Die Postordnung, BGBl. Nr. 110/1957 idgF, enthält mehrere Regelungen hinsichtlich der Abholung und Ausfolgung von Postsendungen am Postschalter. § 187 normiert:

"Nichtbescheinigte Postsendungen und Abholscheine sind am Postschalter an die Person abzugeben, welche die Abgabe der Postsendung verlangt, wenn dagegen keine Bedenken bestehen. Bescheinigte Postsendungen, deren Ersatzzustellung zulässig ist, dürfen, wenn der Empfänger dagegen nicht schriftlich Einspruch erhoben hat, am Postschalter außer an den Empfänger an Personen abgegeben werden, an die ersatzweise zugestellt werden kann. Im Zweifelsfall hat die Person, welche die Abgabe der Postsendung verlangt, ihre Identität sowie ferner nachzuweisen, daß an sie eine Ersatzzustellung zulässig ist. Der Nachweis der Zulässigkeit der Ersatzzustellungen entfällt, wenn der Abholschein, die Benachrichtigung oder die Verständigung übergeben wird. Sonstige bescheinigte Postsendungen sind am Postschalter nur an den Empfänger oder postordnungsmäßigen Übernahmsberechtigten abzugeben."

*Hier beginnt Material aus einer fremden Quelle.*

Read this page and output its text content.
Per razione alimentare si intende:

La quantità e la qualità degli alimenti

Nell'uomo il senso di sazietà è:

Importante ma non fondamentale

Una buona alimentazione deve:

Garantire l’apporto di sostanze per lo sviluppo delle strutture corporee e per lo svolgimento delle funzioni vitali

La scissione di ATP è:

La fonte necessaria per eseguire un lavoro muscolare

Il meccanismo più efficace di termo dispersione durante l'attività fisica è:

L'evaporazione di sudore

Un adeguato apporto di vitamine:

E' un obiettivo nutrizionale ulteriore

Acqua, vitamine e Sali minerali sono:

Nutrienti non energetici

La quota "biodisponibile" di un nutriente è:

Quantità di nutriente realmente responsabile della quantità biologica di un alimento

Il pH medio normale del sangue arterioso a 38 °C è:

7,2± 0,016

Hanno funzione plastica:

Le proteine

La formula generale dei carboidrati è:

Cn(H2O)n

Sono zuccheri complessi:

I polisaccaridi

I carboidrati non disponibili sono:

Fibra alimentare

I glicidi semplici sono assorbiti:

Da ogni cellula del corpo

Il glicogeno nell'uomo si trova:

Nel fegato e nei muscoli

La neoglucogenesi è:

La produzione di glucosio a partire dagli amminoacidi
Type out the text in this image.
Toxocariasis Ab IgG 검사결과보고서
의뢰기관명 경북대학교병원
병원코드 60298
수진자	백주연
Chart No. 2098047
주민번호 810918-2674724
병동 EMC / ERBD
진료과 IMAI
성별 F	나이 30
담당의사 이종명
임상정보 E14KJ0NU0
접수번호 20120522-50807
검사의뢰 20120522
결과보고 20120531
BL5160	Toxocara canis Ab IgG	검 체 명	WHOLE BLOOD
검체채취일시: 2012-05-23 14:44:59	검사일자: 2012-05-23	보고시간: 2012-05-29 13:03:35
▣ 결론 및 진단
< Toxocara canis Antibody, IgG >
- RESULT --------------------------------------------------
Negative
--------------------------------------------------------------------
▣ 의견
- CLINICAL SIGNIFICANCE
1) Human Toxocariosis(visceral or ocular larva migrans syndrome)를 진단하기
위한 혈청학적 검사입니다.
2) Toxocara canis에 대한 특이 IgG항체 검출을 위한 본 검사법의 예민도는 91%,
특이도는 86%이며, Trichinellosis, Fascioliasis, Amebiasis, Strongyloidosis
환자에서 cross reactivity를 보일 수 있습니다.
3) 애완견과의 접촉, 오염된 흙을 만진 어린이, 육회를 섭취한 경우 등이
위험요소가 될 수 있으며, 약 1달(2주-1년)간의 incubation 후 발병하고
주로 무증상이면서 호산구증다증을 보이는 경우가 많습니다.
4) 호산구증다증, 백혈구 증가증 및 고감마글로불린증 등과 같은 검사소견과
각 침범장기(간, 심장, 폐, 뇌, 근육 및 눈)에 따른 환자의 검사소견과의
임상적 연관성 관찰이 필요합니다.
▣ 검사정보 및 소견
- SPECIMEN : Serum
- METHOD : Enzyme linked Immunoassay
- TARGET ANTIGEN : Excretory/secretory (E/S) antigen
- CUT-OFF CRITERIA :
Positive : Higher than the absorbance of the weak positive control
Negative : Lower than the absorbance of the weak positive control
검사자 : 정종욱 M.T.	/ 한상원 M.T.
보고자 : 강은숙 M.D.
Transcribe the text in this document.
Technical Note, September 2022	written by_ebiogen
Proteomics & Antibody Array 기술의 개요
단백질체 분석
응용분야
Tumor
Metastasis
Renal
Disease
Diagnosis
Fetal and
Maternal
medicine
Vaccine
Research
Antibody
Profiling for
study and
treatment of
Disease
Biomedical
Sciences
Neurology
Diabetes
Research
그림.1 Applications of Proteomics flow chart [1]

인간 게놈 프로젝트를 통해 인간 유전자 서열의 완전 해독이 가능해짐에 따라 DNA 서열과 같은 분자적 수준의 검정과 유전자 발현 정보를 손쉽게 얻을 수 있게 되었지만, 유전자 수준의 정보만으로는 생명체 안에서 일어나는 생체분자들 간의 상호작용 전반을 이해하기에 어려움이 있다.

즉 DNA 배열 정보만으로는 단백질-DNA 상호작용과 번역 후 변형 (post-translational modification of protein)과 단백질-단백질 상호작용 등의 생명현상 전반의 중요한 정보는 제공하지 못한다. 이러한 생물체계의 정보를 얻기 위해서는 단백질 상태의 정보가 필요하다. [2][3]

4.2.2. Bedenken ob der Rechtmäßigkeit dieser Rechtsvorschriften wurden im Verfahren nicht vorgebracht. Auch der Verfassungsgerichtshof hegt aus der Sicht der vorliegenden Klagssache keine Bedenken ob der Rechtmäßigkeit der angeführten Gesetzes- und Verordnungsbestimmungen. Er sieht sich daher nicht veranlaßt, von Amts wegen ein Normenprüfungsverfahren einzuleiten.

4.2.3. Aus den dem Verfassungsgerichtshof vorgelegten Verwaltungsakten geht hervor, daß der Kläger den Beklagten mit beim Finanzamt für den IV., V. und X. Bezirk am eingegangenen Schriftsatz ersucht hat, die Familienbeihilfe "durch die Post an mich auszuzahlen."

Nach der dem Akt beiliegenden Auskunft der Post wurde hinsichtlich des streitgegenständlichen Geldbetrages am ein Zustellversuch unternommen. Da der Empfänger nicht angetroffen werden konnte, wurde der Anweisungsbetrag beim Postamt 1050 Wien zur Abholung hinterlegt, wovon der Empfänger benachrichtigt wurde.

Am wurde der Geldbetrag einer Person, die sowohl die Benachrichtigung vorlegte als auch ihre Identität mittels gültigem Reisepaß nachwies, behoben. Eine Verfügung in der Art, daß der Anweisungsbetrag lediglich dem Kläger auszuzahlen ist, wurde weder vom Kläger noch vom Beklagten getroffen.

4.2.4. Ausgehend von diesem - unbestrittenen - Sachverhalt erweist sich das Klagebegehren als nicht begründet: Die Auszahlung des klagsgegenständlichen Geldbetrages an eine Person, die ihre Identität mittels gültigem Reisepaß nachgewiesen und die Benachrichtigung betreffend die Hinterlegung des Geldbetrages vorgelegt hat, erweist sich im Hinblick auf die Bestimmung des § 187 vorletzter Satz PostO, derzufolge der Nachweis der Zulässigkeit der Ersatzzustellung "entfällt, wenn ... die Benachrichtigung ... übergeben wird", als rechtmäßig. Diese Rechtsvorschrift ermöglicht unter den genannten Voraussetzungen auch eine rechtswirksame Zustellung an eine Person, ohne daß ein Nachweis der Zulässigkeit der Ersatzzustellung zu erbringen ist. Es hat sohin seitens des Beklagten eine Leistung mit schuldbefreiender Wirkung stattgefunden.

Das Klagebegehren war daher abzuweisen.

4.3. Der Kostenzuspruch stützt sich auf § 41 VerfGG 1953 (vgl. VfSlg. 12020/1989), wobei die Kosten nach TP3c des Rechtsanwaltstarifes zu bemessen sind.

4.4. Dies konnte gemäß § 19 Abs 4 erster Satz VerfGG 1953 ohne mündliche Verhandlung in nichtöffentlicher Sitzung beschlossen werden.